Il 2023 è un anno importante che passa anche molto dalla Puglia…
Ci sono gli Europei, la VNL, il torneo di qualificazione olimpica: è una lunga stagione, ci sarà da rimboccarsi le maniche.
Quanto ci pensa agli Europei nella sua Puglia?
Sono contentissimo perché tornare da allenatore della Nazionale campione del mondo a giocare nella propria terra credo sia il massimo. E poi a Bari ci attende una fase importante del torneo (ottavi e quarti all’inizio di settembre, ndr), abbiamo una grande responsabilità.

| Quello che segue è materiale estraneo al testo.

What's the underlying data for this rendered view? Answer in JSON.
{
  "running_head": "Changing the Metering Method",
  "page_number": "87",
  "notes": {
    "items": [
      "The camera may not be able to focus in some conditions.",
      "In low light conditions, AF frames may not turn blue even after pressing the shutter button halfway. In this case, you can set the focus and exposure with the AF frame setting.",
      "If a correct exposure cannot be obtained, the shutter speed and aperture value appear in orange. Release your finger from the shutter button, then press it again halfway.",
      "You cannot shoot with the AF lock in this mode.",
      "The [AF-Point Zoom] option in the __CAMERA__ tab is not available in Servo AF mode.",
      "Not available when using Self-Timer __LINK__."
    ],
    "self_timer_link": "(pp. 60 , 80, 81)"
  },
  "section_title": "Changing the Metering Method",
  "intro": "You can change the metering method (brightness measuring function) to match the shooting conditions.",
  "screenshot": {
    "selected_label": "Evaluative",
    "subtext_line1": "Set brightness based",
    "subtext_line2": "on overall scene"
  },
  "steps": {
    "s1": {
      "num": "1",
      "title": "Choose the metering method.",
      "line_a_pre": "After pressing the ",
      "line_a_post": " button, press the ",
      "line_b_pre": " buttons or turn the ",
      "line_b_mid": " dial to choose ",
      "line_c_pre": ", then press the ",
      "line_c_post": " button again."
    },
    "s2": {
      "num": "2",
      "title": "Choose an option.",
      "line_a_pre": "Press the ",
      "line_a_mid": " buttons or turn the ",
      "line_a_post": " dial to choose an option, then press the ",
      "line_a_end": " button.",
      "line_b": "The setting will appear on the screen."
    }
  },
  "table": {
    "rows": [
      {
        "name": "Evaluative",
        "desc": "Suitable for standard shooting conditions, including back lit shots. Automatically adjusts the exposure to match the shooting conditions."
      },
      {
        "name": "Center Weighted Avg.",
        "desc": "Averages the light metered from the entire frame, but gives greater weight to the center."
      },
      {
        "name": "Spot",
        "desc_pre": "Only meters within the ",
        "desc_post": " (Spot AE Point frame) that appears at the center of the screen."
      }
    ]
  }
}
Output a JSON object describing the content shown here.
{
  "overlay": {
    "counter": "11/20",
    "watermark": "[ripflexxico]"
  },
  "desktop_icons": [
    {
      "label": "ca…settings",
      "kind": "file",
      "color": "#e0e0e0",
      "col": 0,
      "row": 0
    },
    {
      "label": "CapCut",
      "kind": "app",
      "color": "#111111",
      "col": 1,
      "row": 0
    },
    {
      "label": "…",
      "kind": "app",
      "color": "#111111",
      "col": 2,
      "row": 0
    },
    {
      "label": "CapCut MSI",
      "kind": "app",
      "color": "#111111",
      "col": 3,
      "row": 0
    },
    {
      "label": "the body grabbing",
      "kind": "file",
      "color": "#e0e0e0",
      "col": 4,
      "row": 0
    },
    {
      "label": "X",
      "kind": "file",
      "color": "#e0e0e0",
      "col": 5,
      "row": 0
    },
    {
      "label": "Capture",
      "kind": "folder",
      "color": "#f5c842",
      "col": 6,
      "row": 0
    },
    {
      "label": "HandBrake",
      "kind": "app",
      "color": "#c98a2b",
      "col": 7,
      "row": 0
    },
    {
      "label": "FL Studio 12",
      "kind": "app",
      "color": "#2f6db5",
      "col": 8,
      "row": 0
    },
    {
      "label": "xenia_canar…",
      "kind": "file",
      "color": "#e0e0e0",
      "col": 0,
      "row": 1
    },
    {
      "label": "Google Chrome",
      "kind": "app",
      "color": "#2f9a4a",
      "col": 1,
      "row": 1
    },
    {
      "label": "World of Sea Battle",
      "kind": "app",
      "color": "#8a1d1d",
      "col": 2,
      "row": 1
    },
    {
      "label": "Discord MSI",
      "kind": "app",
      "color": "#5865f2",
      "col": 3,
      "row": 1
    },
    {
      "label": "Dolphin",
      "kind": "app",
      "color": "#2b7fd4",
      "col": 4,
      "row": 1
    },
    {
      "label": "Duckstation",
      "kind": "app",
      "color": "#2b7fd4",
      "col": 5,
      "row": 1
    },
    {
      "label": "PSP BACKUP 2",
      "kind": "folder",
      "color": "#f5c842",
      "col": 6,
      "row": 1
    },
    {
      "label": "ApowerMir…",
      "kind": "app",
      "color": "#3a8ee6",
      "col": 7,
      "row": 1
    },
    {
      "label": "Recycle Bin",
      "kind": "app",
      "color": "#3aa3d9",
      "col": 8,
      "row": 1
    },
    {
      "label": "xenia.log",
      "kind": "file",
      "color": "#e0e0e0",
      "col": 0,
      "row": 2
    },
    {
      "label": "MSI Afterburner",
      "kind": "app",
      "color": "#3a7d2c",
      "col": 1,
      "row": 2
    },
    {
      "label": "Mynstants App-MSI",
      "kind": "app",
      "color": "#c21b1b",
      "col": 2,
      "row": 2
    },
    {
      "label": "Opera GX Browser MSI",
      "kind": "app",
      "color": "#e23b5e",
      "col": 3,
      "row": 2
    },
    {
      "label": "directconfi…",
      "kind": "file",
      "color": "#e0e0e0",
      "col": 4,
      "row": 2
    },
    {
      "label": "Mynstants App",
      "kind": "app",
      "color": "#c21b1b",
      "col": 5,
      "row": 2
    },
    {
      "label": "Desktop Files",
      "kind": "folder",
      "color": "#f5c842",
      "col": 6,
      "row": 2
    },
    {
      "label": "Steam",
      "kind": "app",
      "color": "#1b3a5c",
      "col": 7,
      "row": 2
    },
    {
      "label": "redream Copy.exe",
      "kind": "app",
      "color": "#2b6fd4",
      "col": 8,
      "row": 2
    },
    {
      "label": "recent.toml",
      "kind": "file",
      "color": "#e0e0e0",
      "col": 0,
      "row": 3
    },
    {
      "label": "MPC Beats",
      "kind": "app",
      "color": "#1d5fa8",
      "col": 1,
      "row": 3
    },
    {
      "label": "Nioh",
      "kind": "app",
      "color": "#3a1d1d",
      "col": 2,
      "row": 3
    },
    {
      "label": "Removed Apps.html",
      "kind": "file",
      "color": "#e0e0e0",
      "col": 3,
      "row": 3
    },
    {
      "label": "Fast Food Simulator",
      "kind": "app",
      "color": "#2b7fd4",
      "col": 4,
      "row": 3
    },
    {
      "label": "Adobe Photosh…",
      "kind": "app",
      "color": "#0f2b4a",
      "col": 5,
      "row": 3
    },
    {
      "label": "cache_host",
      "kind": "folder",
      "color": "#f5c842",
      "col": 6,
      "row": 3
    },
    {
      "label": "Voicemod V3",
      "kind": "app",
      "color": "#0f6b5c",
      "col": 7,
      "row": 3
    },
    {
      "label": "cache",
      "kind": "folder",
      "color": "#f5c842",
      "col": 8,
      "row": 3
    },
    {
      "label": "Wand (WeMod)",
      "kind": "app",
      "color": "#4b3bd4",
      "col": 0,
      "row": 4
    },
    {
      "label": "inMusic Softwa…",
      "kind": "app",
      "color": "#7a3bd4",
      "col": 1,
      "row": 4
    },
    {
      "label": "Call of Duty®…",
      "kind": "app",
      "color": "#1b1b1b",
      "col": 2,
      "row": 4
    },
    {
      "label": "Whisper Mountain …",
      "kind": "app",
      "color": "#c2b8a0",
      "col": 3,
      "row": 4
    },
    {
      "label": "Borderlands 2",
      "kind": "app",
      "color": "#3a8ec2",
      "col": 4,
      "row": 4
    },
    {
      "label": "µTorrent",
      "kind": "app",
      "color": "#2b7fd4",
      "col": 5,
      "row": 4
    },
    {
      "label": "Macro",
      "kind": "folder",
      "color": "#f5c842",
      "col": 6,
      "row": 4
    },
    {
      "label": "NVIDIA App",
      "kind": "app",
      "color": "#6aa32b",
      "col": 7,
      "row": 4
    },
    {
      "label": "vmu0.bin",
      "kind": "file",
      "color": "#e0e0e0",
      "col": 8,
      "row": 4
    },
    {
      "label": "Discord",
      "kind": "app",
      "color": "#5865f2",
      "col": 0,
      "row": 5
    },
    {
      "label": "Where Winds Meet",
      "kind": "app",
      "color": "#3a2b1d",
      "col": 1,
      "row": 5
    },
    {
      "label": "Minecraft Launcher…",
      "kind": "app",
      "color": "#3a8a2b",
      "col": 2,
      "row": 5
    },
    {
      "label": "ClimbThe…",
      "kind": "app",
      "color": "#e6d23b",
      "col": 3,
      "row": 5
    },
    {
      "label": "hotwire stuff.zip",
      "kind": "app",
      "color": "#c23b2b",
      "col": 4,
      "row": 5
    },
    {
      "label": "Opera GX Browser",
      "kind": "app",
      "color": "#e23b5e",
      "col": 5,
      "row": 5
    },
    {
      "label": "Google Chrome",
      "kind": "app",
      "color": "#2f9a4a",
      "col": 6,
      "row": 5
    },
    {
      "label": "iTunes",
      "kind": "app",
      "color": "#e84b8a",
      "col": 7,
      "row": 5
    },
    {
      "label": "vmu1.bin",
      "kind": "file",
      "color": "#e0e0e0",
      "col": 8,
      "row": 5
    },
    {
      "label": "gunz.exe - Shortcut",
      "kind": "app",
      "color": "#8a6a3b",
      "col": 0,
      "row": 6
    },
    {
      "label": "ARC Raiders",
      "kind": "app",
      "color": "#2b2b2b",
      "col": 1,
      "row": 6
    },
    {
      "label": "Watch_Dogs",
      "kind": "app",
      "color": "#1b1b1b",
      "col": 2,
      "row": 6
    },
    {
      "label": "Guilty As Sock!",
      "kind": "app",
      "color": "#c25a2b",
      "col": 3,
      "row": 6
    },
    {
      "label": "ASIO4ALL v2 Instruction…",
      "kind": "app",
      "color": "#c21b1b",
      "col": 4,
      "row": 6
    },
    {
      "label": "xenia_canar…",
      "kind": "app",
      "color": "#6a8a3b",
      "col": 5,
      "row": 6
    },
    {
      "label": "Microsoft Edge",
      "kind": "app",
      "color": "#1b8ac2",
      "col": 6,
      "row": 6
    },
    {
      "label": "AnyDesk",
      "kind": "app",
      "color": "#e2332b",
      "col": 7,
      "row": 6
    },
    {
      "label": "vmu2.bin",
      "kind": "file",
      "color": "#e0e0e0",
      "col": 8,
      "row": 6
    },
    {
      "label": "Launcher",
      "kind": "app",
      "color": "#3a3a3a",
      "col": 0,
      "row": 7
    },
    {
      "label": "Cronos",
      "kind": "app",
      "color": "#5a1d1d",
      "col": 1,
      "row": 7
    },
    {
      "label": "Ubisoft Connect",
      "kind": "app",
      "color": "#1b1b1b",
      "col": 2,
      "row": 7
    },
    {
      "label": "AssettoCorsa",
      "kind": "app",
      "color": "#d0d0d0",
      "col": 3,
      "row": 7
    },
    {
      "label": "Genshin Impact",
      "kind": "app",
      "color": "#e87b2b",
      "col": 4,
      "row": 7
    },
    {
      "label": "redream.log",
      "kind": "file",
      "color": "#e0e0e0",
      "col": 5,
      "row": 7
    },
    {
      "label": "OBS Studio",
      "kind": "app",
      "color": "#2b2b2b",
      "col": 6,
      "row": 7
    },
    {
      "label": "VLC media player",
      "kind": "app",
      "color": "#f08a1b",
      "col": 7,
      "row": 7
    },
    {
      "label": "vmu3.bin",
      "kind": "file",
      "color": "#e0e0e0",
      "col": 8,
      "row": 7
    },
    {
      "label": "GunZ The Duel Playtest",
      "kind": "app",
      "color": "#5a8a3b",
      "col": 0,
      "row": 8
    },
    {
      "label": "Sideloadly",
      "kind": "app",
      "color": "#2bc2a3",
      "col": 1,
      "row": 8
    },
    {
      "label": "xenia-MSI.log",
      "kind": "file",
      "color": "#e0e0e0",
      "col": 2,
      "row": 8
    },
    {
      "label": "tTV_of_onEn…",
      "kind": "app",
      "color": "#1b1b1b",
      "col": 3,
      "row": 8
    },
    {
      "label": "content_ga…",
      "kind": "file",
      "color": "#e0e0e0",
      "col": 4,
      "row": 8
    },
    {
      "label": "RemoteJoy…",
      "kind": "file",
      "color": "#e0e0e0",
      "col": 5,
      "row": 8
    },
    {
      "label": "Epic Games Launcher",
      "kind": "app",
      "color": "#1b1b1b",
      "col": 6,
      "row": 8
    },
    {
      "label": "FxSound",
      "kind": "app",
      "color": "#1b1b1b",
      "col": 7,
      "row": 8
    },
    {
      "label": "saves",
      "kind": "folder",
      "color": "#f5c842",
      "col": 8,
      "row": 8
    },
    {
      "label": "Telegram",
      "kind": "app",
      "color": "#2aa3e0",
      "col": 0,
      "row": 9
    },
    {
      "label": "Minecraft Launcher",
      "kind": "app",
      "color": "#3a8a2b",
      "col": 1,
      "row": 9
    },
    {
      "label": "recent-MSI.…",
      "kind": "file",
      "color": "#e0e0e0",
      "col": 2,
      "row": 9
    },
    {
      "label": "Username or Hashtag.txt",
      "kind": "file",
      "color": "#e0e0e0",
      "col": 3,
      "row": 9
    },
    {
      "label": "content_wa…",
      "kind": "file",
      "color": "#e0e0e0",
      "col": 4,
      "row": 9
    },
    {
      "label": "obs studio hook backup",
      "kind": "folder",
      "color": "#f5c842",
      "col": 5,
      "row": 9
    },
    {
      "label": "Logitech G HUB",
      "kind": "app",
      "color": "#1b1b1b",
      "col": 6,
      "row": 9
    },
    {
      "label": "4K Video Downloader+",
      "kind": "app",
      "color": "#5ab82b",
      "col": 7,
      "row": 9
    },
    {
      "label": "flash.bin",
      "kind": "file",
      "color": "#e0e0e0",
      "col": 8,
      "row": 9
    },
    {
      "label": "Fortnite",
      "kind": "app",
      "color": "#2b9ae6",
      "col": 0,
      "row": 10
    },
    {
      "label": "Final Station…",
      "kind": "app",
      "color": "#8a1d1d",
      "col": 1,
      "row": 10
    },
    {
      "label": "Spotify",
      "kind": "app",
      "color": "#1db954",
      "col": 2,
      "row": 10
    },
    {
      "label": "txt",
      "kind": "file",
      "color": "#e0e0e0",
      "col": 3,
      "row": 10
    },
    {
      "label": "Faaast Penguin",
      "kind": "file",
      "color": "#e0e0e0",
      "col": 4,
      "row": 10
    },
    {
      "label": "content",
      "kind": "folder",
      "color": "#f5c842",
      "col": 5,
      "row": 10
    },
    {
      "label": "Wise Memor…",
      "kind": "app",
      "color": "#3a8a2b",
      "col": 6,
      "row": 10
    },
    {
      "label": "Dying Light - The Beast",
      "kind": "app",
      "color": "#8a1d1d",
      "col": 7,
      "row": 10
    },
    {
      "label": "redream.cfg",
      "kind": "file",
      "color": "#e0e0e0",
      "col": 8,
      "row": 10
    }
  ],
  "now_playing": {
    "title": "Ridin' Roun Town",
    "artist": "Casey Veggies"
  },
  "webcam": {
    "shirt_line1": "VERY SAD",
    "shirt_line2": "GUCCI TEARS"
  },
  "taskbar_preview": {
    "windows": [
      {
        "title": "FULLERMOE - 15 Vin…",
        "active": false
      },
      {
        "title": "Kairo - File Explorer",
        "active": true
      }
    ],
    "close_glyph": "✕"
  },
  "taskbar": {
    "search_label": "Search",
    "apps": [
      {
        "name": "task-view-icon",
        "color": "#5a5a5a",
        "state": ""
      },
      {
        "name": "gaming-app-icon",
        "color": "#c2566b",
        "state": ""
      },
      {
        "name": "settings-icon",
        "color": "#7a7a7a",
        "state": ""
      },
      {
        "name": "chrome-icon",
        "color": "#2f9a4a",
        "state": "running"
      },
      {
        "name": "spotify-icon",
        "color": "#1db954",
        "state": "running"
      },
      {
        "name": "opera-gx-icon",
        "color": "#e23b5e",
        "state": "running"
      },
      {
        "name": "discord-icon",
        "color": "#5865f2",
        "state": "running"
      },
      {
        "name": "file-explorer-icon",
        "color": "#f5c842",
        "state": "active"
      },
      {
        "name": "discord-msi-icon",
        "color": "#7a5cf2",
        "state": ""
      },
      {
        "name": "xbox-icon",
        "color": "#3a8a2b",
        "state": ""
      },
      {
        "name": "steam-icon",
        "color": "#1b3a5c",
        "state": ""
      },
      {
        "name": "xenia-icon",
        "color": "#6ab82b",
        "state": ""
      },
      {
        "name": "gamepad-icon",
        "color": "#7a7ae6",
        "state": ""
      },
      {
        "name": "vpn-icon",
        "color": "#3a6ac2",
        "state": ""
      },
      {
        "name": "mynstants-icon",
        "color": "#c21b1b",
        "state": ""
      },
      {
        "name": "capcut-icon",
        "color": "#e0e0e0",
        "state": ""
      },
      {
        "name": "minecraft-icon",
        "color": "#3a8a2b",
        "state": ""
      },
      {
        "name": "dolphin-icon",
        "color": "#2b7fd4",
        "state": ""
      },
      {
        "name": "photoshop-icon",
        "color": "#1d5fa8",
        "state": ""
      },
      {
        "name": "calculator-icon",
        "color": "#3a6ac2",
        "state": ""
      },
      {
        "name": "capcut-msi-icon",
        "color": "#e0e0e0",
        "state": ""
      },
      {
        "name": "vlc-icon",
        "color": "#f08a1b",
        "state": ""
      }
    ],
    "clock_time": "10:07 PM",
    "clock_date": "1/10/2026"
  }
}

Lei è un prodotto di Giuseppe Manfredi. Quanti grazie sente di dare al suo presidente, che per altro è pugliese?
Uno solo, ma grandissimo, per tutto. Mi ha dato una grande opportunità, ma le parole non ripagano, sono utili, ma poi bisogna fare e concretizzare, quello è il miglior grazie.
E lei ha già fatto tanto: proprio Manfredi nella conferenza stampa di fine anno ha evidenziato quanto i numeri del movimento pallavolistico italiano siano cresciuti e tornati quasi ai livelli pre pandemia, sottolineando quanto la Nazionale abbia fatto da traino.
Questo mi fa molto piacere, ma aumenta le nostre responsabilità e i nostri doveri. Vincere è la cosa migliore da fare, ma non basta: è l’immagine che si dà quello che davvero conta. Noi in questo ci impegneremo sempre. Perché l’impresa eccezionale, dammi retta, è quella di essere Fefè.